The Boring AI Reality
Here’s the thing: when executives talk about AI in games, we often jump to images of ChatGPT writing dialogue or Midjourney generating concept art. But what Neowiz is describing is way more… corporate. It’s about operational efficiency. Processing test cases, sifting through player data logs, automating reports. Basically, the unsexy backend stuff that makes a publishing machine run. And you know what? That’s probably where the most immediate, tangible impact of AI will be for a lot of companies. It’s less about creating content and more about analyzing it at a scale humans can’t match. The promise is that freeing up human hours from spreadsheets means those hours can go into something creative. But is that how it actually plays out?
The Engagement Machine
That phrase “maximize player engagement” is doing a lot of heavy lifting. It sounds positive, right? Better decisions for the community!
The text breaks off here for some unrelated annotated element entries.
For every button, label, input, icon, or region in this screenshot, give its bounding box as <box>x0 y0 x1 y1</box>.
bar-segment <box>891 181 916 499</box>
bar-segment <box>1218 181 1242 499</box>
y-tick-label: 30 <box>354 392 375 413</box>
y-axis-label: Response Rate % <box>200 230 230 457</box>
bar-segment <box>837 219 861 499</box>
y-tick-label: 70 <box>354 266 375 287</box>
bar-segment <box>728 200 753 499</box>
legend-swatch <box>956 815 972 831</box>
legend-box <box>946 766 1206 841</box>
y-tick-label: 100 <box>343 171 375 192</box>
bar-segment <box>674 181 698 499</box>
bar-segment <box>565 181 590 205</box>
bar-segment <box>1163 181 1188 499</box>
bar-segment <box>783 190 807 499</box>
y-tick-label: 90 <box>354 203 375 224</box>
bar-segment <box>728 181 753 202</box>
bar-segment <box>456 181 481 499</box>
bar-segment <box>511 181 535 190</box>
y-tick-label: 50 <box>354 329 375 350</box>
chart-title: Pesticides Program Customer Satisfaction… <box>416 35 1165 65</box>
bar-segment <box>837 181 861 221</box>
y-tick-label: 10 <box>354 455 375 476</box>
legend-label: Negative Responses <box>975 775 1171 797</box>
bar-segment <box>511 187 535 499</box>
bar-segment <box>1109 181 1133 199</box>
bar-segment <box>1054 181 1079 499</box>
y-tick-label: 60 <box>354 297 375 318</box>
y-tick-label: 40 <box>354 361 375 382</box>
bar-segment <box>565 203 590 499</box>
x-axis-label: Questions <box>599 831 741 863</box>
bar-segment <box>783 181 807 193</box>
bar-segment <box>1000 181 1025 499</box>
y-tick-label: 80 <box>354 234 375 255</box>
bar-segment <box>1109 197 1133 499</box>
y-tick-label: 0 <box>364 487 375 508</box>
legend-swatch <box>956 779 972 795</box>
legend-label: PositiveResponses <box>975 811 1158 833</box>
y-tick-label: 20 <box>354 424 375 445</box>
But in publisher-speak, “engagement” is a cold metric. It’s playtime, retention, monetization windows. Using AI to parse “large volumes of operational data” faster means they can more quickly identify what’s keeping players hooked—or what’s driving them away—and adjust live-service tactics, store rotations, or difficulty curves in real-time. It’s about optimizing the product, not necessarily enriching the artistic vision. This is the natural evolution of the data-driven game-as-a-service model, just with a more powerful engine. The question becomes: when you algorithmically maximize for engagement, what do you lose?
The Shadow of Replacement
And this is where the conversation gets uncomfortable. Kim’s comments are framed entirely around augmentation—helping teams work better. But the industry is already showing a darker side. Look at the reports from Candy Crush maker King, where laid-off staff claimed they were being replaced by the AI tools they helped build. Or EA reportedly looking to AI to “ramp up development.” The line between “automating routine tasks” and eliminating the jobs of those who perform those tasks is incredibly blurry. A publisher can say they’re freeing up developers for creative work, but what about the QA testers, the data analysts, the community managers whose “routine” work is being automated? Their “refined core strategy” might not include those roles at all.
A Tool Is Only As Good
So, is Neowiz wrong to explore this? Not inherently. Faster data processing can lead to genuine improvements. Spotting a bug trend early or understanding what players love about a weapon can make a game better. But the faith that AI-derived insights will automatically lead to “better, more informed strategic decisions” is a leap. AI identifies correlations and patterns in the data it’s fed; it doesn’t understand nuance, heart, or the inexplicable magic that makes a game memorable. You can optimize a game to be sticky, but you can’t algorithmically create a Lies of P. The risk is that in the pursuit of maximizing engagement through data, publishers start trusting the machine’s output more than their team’s instinct. And that’s a strategy that might just backfire.